The Schwarzenegger administration, which was launched via an electoral campaign of majestic hypocrisy in 2003, has finally fulfilled all the heady promise of those distant days of the Gray Davis recall.
Just a few days after being featured on "60 Minutes" talking about his commitment to "what is best for the people of California," he sneaked his sixth annual budget plan into the public spotlight on New Year's Eve. Of course, nobody would be too distracted by merrymaking and alcohol to realize that he's out to sock it to the middle class and the working class again. ("I'm a public servant," he reassured the man from "60 Minutes.")
The governor himself was not on hand for the unveiling, having hared off to a ski vacation in Idaho. (Aren't there any ski resorts in California?)

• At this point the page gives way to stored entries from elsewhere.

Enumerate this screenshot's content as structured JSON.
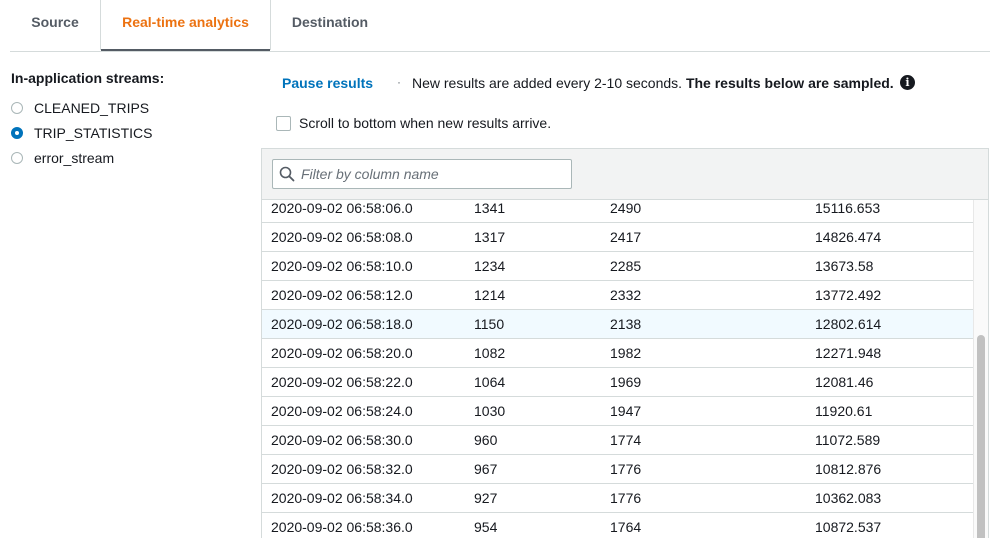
{
  "tabs": [
    {
      "label": "Source"
    },
    {
      "label": "Real-time analytics",
      "active": true
    },
    {
      "label": "Destination"
    }
  ],
  "streams": {
    "title": "In-application streams:",
    "items": [
      {
        "label": "CLEANED_TRIPS",
        "selected": false
      },
      {
        "label": "TRIP_STATISTICS",
        "selected": true
      },
      {
        "label": "error_stream",
        "selected": false
      }
    ]
  },
  "controls": {
    "pause_label": "Pause results",
    "separator": "·",
    "info_text": "New results are added every 2-10 seconds.",
    "info_bold": "The results below are sampled.",
    "info_icon": "info-icon",
    "scroll_label": "Scroll to bottom when new results arrive.",
    "scroll_checked": false
  },
  "filter": {
    "placeholder": "Filter by column name",
    "value": ""
  },
  "rows": [
    [
      "2020-09-02 06:58:06.0",
      "1341",
      "2490",
      "15116.653"
    ],
    [
      "2020-09-02 06:58:08.0",
      "1317",
      "2417",
      "14826.474"
    ],
    [
      "2020-09-02 06:58:10.0",
      "1234",
      "2285",
      "13673.58"
    ],
    [
      "2020-09-02 06:58:12.0",
      "1214",
      "2332",
      "13772.492"
    ],
    [
      "2020-09-02 06:58:18.0",
      "1150",
      "2138",
      "12802.614"
    ],
    [
      "2020-09-02 06:58:20.0",
      "1082",
      "1982",
      "12271.948"
    ],
    [
      "2020-09-02 06:58:22.0",
      "1064",
      "1969",
      "12081.46"
    ],
    [
      "2020-09-02 06:58:24.0",
      "1030",
      "1947",
      "11920.61"
    ],
    [
      "2020-09-02 06:58:30.0",
      "960",
      "1774",
      "11072.589"
    ],
    [
      "2020-09-02 06:58:32.0",
      "967",
      "1776",
      "10812.876"
    ],
    [
      "2020-09-02 06:58:34.0",
      "927",
      "1776",
      "10362.083"
    ],
    [
      "2020-09-02 06:58:36.0",
      "954",
      "1764",
      "10872.537"
    ]
  ],
  "highlighted_row": 4,
  "colors": {
    "accent": "#ec7211",
    "link": "#0073bb",
    "highlight": "#f1faff"
  }
}
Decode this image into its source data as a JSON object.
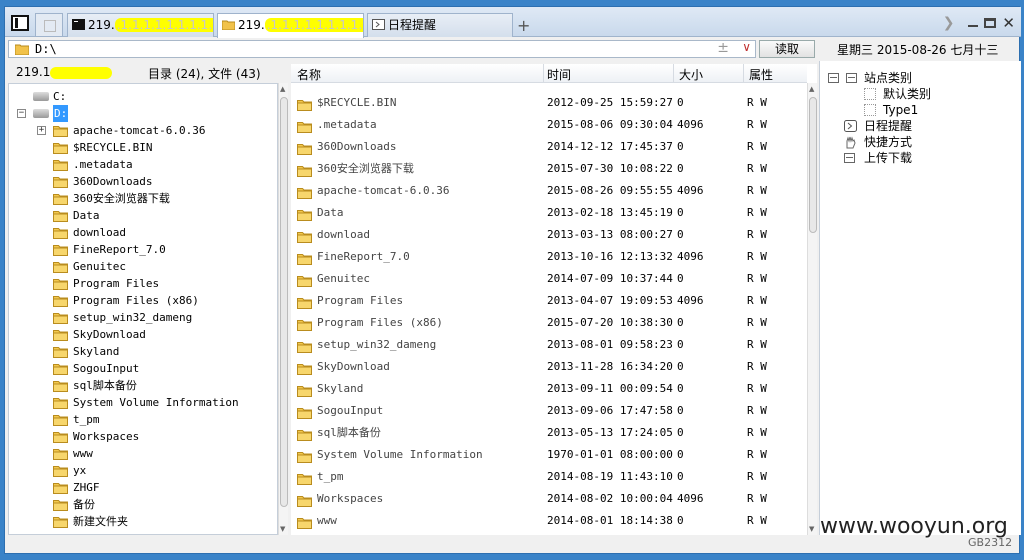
{
  "tabs": [
    {
      "label": "219.",
      "icon": "terminal-icon"
    },
    {
      "label": "219.",
      "icon": "folder-icon"
    },
    {
      "label": "日程提醒",
      "icon": "clock-icon"
    }
  ],
  "tab_add": "+",
  "toolbar": {
    "read_label": "读取"
  },
  "address": {
    "value": "D:\\"
  },
  "date_display": "星期三  2015-08-26  七月十三",
  "left": {
    "host": "219.1",
    "dir_summary": "目录 (24), 文件 (43)",
    "tree": [
      {
        "label": "C:",
        "level": "drive",
        "expand": ""
      },
      {
        "label": "D:",
        "level": "drive",
        "expand": "−",
        "selected": true
      },
      {
        "label": "apache-tomcat-6.0.36",
        "level": "folder",
        "expand": "+"
      },
      {
        "label": "$RECYCLE.BIN",
        "level": "folder",
        "expand": ""
      },
      {
        "label": ".metadata",
        "level": "folder",
        "expand": ""
      },
      {
        "label": "360Downloads",
        "level": "folder",
        "expand": ""
      },
      {
        "label": "360安全浏览器下载",
        "level": "folder",
        "expand": ""
      },
      {
        "label": "Data",
        "level": "folder",
        "expand": ""
      },
      {
        "label": "download",
        "level": "folder",
        "expand": ""
      },
      {
        "label": "FineReport_7.0",
        "level": "folder",
        "expand": ""
      },
      {
        "label": "Genuitec",
        "level": "folder",
        "expand": ""
      },
      {
        "label": "Program Files",
        "level": "folder",
        "expand": ""
      },
      {
        "label": "Program Files (x86)",
        "level": "folder",
        "expand": ""
      },
      {
        "label": "setup_win32_dameng",
        "level": "folder",
        "expand": ""
      },
      {
        "label": "SkyDownload",
        "level": "folder",
        "expand": ""
      },
      {
        "label": "Skyland",
        "level": "folder",
        "expand": ""
      },
      {
        "label": "SogouInput",
        "level": "folder",
        "expand": ""
      },
      {
        "label": "sql脚本备份",
        "level": "folder",
        "expand": ""
      },
      {
        "label": "System Volume Information",
        "level": "folder",
        "expand": ""
      },
      {
        "label": "t_pm",
        "level": "folder",
        "expand": ""
      },
      {
        "label": "Workspaces",
        "level": "folder",
        "expand": ""
      },
      {
        "label": "www",
        "level": "folder",
        "expand": ""
      },
      {
        "label": "yx",
        "level": "folder",
        "expand": ""
      },
      {
        "label": "ZHGF",
        "level": "folder",
        "expand": ""
      },
      {
        "label": "备份",
        "level": "folder",
        "expand": ""
      },
      {
        "label": "新建文件夹",
        "level": "folder",
        "expand": ""
      }
    ]
  },
  "files": {
    "columns": {
      "name": "名称",
      "time": "时间",
      "size": "大小",
      "attr": "属性"
    },
    "rows": [
      {
        "name": "$RECYCLE.BIN",
        "time": "2012-09-25 15:59:27",
        "size": "0",
        "attr": "R W"
      },
      {
        "name": ".metadata",
        "time": "2015-08-06 09:30:04",
        "size": "4096",
        "attr": "R W"
      },
      {
        "name": "360Downloads",
        "time": "2014-12-12 17:45:37",
        "size": "0",
        "attr": "R W"
      },
      {
        "name": "360安全浏览器下载",
        "time": "2015-07-30 10:08:22",
        "size": "0",
        "attr": "R W"
      },
      {
        "name": "apache-tomcat-6.0.36",
        "time": "2015-08-26 09:55:55",
        "size": "4096",
        "attr": "R W"
      },
      {
        "name": "Data",
        "time": "2013-02-18 13:45:19",
        "size": "0",
        "attr": "R W"
      },
      {
        "name": "download",
        "time": "2013-03-13 08:00:27",
        "size": "0",
        "attr": "R W"
      },
      {
        "name": "FineReport_7.0",
        "time": "2013-10-16 12:13:32",
        "size": "4096",
        "attr": "R W"
      },
      {
        "name": "Genuitec",
        "time": "2014-07-09 10:37:44",
        "size": "0",
        "attr": "R W"
      },
      {
        "name": "Program Files",
        "time": "2013-04-07 19:09:53",
        "size": "4096",
        "attr": "R W"
      },
      {
        "name": "Program Files (x86)",
        "time": "2015-07-20 10:38:30",
        "size": "0",
        "attr": "R W"
      },
      {
        "name": "setup_win32_dameng",
        "time": "2013-08-01 09:58:23",
        "size": "0",
        "attr": "R W"
      },
      {
        "name": "SkyDownload",
        "time": "2013-11-28 16:34:20",
        "size": "0",
        "attr": "R W"
      },
      {
        "name": "Skyland",
        "time": "2013-09-11 00:09:54",
        "size": "0",
        "attr": "R W"
      },
      {
        "name": "SogouInput",
        "time": "2013-09-06 17:47:58",
        "size": "0",
        "attr": "R W"
      },
      {
        "name": "sql脚本备份",
        "time": "2013-05-13 17:24:05",
        "size": "0",
        "attr": "R W"
      },
      {
        "name": "System Volume Information",
        "time": "1970-01-01 08:00:00",
        "size": "0",
        "attr": "R W"
      },
      {
        "name": "t_pm",
        "time": "2014-08-19 11:43:10",
        "size": "0",
        "attr": "R W"
      },
      {
        "name": "Workspaces",
        "time": "2014-08-02 10:00:04",
        "size": "4096",
        "attr": "R W"
      },
      {
        "name": "www",
        "time": "2014-08-01 18:14:38",
        "size": "0",
        "attr": "R W"
      }
    ]
  },
  "right": {
    "items": [
      {
        "label": "站点类别",
        "kind": "group"
      },
      {
        "label": "默认类别",
        "kind": "child"
      },
      {
        "label": "Type1",
        "kind": "child"
      },
      {
        "label": "日程提醒",
        "kind": "clock"
      },
      {
        "label": "快捷方式",
        "kind": "hand"
      },
      {
        "label": "上传下载",
        "kind": "group"
      }
    ]
  },
  "watermark": "www.wooyun.org",
  "watermark_sub": "GB2312",
  "colors": {
    "selection": "#3399ff",
    "redaction": "#ffff00",
    "desktop": "#3a83c8"
  }
}
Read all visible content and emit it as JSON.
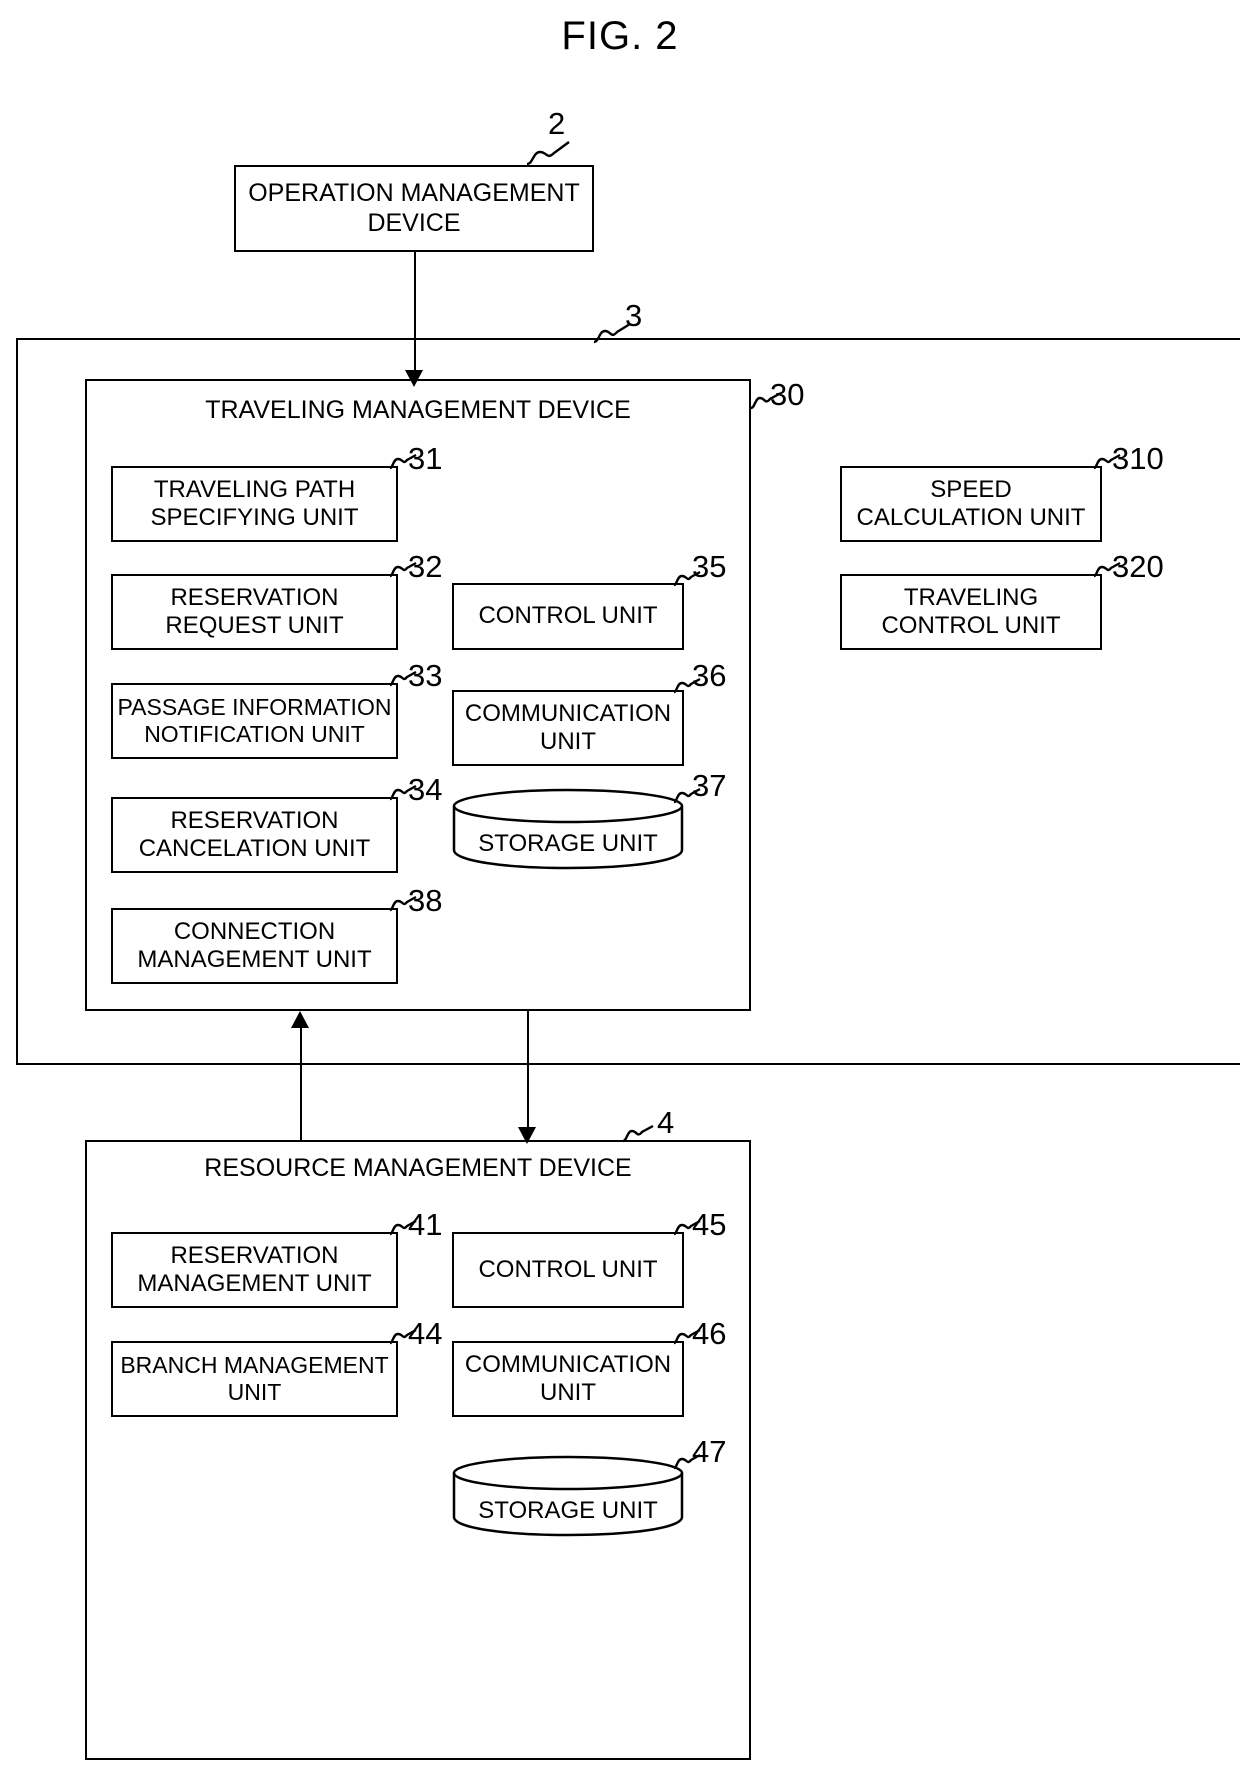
{
  "figure": {
    "title": "FIG. 2"
  },
  "nodes": {
    "operation_management_device": {
      "label": "OPERATION MANAGEMENT\nDEVICE",
      "ref": "2"
    },
    "system_frame": {
      "ref": "3"
    },
    "traveling_management_device": {
      "label": "TRAVELING MANAGEMENT DEVICE",
      "ref": "30"
    },
    "resource_management_device": {
      "label": "RESOURCE MANAGEMENT DEVICE",
      "ref": "4"
    }
  },
  "traveling_units": {
    "left_column": [
      {
        "label": "TRAVELING PATH\nSPECIFYING UNIT",
        "ref": "31"
      },
      {
        "label": "RESERVATION\nREQUEST UNIT",
        "ref": "32"
      },
      {
        "label": "PASSAGE INFORMATION\nNOTIFICATION UNIT",
        "ref": "33"
      },
      {
        "label": "RESERVATION\nCANCELATION UNIT",
        "ref": "34"
      },
      {
        "label": "CONNECTION\nMANAGEMENT UNIT",
        "ref": "38"
      }
    ],
    "middle_column": [
      {
        "label": "CONTROL UNIT",
        "ref": "35"
      },
      {
        "label": "COMMUNICATION\nUNIT",
        "ref": "36"
      },
      {
        "label": "STORAGE UNIT",
        "ref": "37",
        "shape": "cylinder"
      }
    ]
  },
  "vehicle_units": [
    {
      "label": "SPEED\nCALCULATION UNIT",
      "ref": "310"
    },
    {
      "label": "TRAVELING\nCONTROL UNIT",
      "ref": "320"
    }
  ],
  "resource_units": {
    "left_column": [
      {
        "label": "RESERVATION\nMANAGEMENT UNIT",
        "ref": "41"
      },
      {
        "label": "BRANCH MANAGEMENT\nUNIT",
        "ref": "44"
      }
    ],
    "right_column": [
      {
        "label": "CONTROL UNIT",
        "ref": "45"
      },
      {
        "label": "COMMUNICATION\nUNIT",
        "ref": "46"
      },
      {
        "label": "STORAGE UNIT",
        "ref": "47",
        "shape": "cylinder"
      }
    ]
  },
  "connectors": [
    {
      "from": "operation-management-device",
      "to": "traveling-management-device",
      "direction": "down"
    },
    {
      "from": "resource-management-device",
      "to": "traveling-management-device",
      "direction": "up"
    },
    {
      "from": "traveling-management-device",
      "to": "resource-management-device",
      "direction": "down"
    }
  ],
  "style": {
    "line_color": "#000000",
    "background": "#ffffff"
  }
}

The man who coasted into office by railing against his predecessor's borrowing plans proposes to meet a looming $40-billion budget deficit by borrowing $10.3 billion. He also wants to slash K-12 and community college programs to save $5 billion. Cut grants for the disabled, aged and poor to save $2.5 billion. Hack away at medical care for the needy and slice home health workers to minimum wage.
"These are very deep cuts to education and health and human services," Jean Ross, executive director of the nonprofit California Budget Project, told me this week, unfortunately sounding like a broken record.
The state's wealthiest residents would make out just fine under the budget plan. (Unless you think that having to pay sales tax on golf fees for the first time is an unholy burden.)
But the not-so-wealthy? Consider his proposed cut in the income tax credit for dependents, which is designed to generate $1.4 billion in savings. My back-of-the-envelope calculation says this change will lower the income level at which many California families of four start owing state income tax to about $33,000 from $49,000. That will affect more than 825,000 households, judging by 2005 figures from the state Franchise Tax Board.
It's not as if these Californians have been getting away with something by not paying state income tax. They're people who already get disproportionately socked by Schwarzenegger's budget-balancing -- his policies of fewer parks, higher fees, less money for schools and colleges. Now he's also proposing a 1.5-cent-on-the-dollar hike in the regressive sales tax, which will strike harder at this same cohort. And if they're sending their children to community college or Cal State, they'll pay more for tuition, if those staggering systems still have student places available.